The narrative swerves of Twelfth Night are too extensive to fully enumerate here, but the thrust is thus: In the kingdom of Illyria, nobleman Orsino (Stephen Crandall) pines for Lady Olivia (Meredith Wolfe), who is mourning her brother and will entertain no proposals. Meanwhile, a shipwreck survivor, blue-blooded Viola (Lisa Easley), assumes that her twin brother, Sebastian (Tee Jay Jones), was lost at sea. Looking for work, she disguises herself as a man named Cesario, and finds employment in the household of Orsino, who takes a liking to the young lass/lad, making Cesario his page. But the incognito Viola/Cesario falls for Orsino, who still yearns for Olivia and has Cesario/Viola deliver messages of love to Olivia—who then swoons over Cesario/Viola. Let the loopy, gender-bending capers commence, enhanced by a coterie of supporting characters pulling an assortment of high jinks, and sent into overdrive when Cesario/Viola's presumed-dead twin reappears, further complicating the sexual confusion.

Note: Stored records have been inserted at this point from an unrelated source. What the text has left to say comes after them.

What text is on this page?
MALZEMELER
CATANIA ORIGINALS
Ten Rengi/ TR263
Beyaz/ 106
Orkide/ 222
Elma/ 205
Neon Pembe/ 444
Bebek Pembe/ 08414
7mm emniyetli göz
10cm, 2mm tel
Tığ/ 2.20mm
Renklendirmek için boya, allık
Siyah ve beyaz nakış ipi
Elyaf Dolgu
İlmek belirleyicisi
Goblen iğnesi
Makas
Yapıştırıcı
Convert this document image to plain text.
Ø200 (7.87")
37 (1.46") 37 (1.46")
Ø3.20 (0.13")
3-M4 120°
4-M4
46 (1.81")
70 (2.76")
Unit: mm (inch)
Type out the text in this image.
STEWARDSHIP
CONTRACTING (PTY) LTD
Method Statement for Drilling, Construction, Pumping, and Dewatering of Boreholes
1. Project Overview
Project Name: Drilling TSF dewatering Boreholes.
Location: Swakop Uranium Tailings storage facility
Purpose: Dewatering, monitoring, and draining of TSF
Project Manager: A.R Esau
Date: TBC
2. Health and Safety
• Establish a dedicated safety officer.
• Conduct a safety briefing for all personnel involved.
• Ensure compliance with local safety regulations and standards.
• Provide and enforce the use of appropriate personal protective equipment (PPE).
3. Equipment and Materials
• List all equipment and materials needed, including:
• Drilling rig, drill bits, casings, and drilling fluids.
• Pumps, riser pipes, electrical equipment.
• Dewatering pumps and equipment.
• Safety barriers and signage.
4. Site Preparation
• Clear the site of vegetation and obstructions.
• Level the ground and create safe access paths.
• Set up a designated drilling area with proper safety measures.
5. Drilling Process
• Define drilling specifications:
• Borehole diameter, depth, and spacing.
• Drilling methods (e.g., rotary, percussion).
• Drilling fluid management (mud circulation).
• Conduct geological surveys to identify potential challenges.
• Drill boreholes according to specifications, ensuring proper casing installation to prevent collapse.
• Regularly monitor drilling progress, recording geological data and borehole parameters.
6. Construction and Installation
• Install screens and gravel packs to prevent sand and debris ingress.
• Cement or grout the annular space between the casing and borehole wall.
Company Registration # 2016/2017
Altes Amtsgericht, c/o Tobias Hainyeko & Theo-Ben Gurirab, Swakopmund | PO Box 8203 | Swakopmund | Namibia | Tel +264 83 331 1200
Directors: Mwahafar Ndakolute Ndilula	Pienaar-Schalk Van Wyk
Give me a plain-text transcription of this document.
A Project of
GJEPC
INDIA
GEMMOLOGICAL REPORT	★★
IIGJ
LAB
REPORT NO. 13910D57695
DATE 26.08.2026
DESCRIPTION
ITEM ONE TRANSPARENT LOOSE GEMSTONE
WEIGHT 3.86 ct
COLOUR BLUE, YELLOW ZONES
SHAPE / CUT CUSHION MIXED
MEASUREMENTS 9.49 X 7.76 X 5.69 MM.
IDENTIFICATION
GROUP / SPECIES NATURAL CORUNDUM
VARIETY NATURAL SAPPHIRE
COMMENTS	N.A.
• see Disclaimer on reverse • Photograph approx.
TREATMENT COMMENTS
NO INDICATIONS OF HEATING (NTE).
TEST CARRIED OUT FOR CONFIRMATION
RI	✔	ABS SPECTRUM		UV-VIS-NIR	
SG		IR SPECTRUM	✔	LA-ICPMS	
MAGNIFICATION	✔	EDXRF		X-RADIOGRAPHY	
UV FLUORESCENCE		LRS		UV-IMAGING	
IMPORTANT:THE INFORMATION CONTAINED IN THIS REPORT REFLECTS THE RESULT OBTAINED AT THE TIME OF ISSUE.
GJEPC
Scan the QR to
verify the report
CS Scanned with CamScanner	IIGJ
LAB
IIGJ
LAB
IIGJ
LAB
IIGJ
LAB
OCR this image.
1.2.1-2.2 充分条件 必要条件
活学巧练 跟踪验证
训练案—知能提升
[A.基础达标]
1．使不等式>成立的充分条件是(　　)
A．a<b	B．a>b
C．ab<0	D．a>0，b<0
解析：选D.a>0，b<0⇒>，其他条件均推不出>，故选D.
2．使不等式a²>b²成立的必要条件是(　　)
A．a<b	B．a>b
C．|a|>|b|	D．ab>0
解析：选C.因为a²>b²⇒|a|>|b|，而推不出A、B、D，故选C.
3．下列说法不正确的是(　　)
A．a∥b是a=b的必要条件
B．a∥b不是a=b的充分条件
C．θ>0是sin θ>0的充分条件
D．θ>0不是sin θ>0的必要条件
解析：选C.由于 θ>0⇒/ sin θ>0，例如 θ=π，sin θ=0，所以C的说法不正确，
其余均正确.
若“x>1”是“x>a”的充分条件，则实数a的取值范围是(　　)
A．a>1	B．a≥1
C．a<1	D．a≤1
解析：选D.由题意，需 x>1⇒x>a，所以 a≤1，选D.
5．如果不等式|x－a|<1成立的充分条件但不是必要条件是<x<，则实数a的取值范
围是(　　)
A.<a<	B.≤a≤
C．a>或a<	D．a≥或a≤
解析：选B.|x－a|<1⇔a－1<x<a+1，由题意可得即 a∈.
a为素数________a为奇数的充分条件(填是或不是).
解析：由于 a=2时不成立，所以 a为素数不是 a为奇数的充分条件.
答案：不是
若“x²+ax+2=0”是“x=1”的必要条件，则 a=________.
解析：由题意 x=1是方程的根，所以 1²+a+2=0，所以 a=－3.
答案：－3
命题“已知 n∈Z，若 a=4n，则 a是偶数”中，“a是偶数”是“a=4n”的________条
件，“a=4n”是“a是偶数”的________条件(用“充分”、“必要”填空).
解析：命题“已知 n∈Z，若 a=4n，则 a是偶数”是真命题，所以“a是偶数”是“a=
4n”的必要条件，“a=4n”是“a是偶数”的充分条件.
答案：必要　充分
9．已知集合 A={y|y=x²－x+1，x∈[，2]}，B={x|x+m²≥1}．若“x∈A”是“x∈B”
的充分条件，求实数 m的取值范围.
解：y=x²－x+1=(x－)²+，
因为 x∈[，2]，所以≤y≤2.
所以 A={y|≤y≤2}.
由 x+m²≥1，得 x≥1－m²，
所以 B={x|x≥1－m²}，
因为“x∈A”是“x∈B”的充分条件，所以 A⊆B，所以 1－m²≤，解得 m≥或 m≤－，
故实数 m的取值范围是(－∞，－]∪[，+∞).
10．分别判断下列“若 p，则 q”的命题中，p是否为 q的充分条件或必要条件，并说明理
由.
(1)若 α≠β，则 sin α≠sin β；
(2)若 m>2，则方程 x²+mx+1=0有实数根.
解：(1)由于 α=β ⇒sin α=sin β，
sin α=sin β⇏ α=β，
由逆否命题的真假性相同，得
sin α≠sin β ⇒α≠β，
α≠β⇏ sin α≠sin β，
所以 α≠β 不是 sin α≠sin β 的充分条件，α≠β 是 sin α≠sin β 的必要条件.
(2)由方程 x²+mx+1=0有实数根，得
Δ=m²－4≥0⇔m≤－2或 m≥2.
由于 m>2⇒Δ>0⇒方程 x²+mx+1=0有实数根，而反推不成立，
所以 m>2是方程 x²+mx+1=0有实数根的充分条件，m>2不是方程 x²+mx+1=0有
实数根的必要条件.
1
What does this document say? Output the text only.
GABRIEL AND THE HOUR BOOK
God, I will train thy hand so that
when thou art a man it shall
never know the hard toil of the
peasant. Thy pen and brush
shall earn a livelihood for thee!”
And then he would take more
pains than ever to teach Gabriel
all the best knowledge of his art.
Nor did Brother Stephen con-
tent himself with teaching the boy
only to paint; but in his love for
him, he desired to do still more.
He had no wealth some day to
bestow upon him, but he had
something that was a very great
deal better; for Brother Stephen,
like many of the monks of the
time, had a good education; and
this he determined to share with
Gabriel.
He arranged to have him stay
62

No particular performances are at fault—a few even stand out—but director James Edmondson sets such an operatic atmosphere that the piece plays like one long, antic aria, his actors hammering home the hilarity with such hyperactive, chest-thumping gusto that a gulf opens between cast and audience, keeping us from genuinely connecting with the characters. The emotional bottom falls out, leaving a play that has our respect but a production that rarely earns our affection.

However, when the overcooked performances mesh with Shakespeare's more outrageous comedic conceits, there are fleeting moments of authentic giddiness. The jester's crown goes to Malvolio (Equity actor Michael Tylo), the sourpuss steward of Olivia's household, who's the victim of a practical joke designed to make him think Olivia is in love with him, perpetrated by Olivia's drunkard uncle, Sir Toby Belch (Equity actor Alan Coates), foppish Sir Andrew Ague-Cheek (Steven Fehr), who is also ineptly courting Olivia, and house servant Maria (Zonya Love Johnson). Urged to madcap heights by a forged letter with bogus instructions on how to court Olivia's favor, Tylo's Malvolio milks it for Marx Brothers-style lunacy, strutting like some aristocratic duck in yellow stockings and garters while straining to maintain a dignified air with plummy pretentiousness.

Strangely at odds with the tenor of this production, Easley's Viola/Cesario seems smaller than the role, yet the veteran NCT actress has a sweet stage presence that renders her a likable pixie. The capable Crandall, with his good-humored authority, and the alluring Wolfe stoically hold down the stodgier roles, though even they are infected by the overblown tone. As Feste, the clown of Olivia's house and musical muse of the play, Alex Robert Holmes (also the production's composer/arranger) at least has a license to commit balls-out buffoonery, which he does with conviction, particularly when he demonstrates some daffy dance moves for the ladies in waiting.

As befits a play that's been interpreted in nearly every conceivable way and set in time frames from the 17th to 21st centuries, Edmondson amusingly plays mix-and-match with costume designer Judy Ryerson's inventions (from britches to contemporary suits), as well as with props (a gramophone) and music (early 20th-century jazz). And Mihai Ciupe's two-tiered, broken-archway set back-dropped by a blue-sky-and-ocean vista is striking.

Still, this production of Twelfth Night is stricken with the Shakespearean flu and needs to pop a chill pill.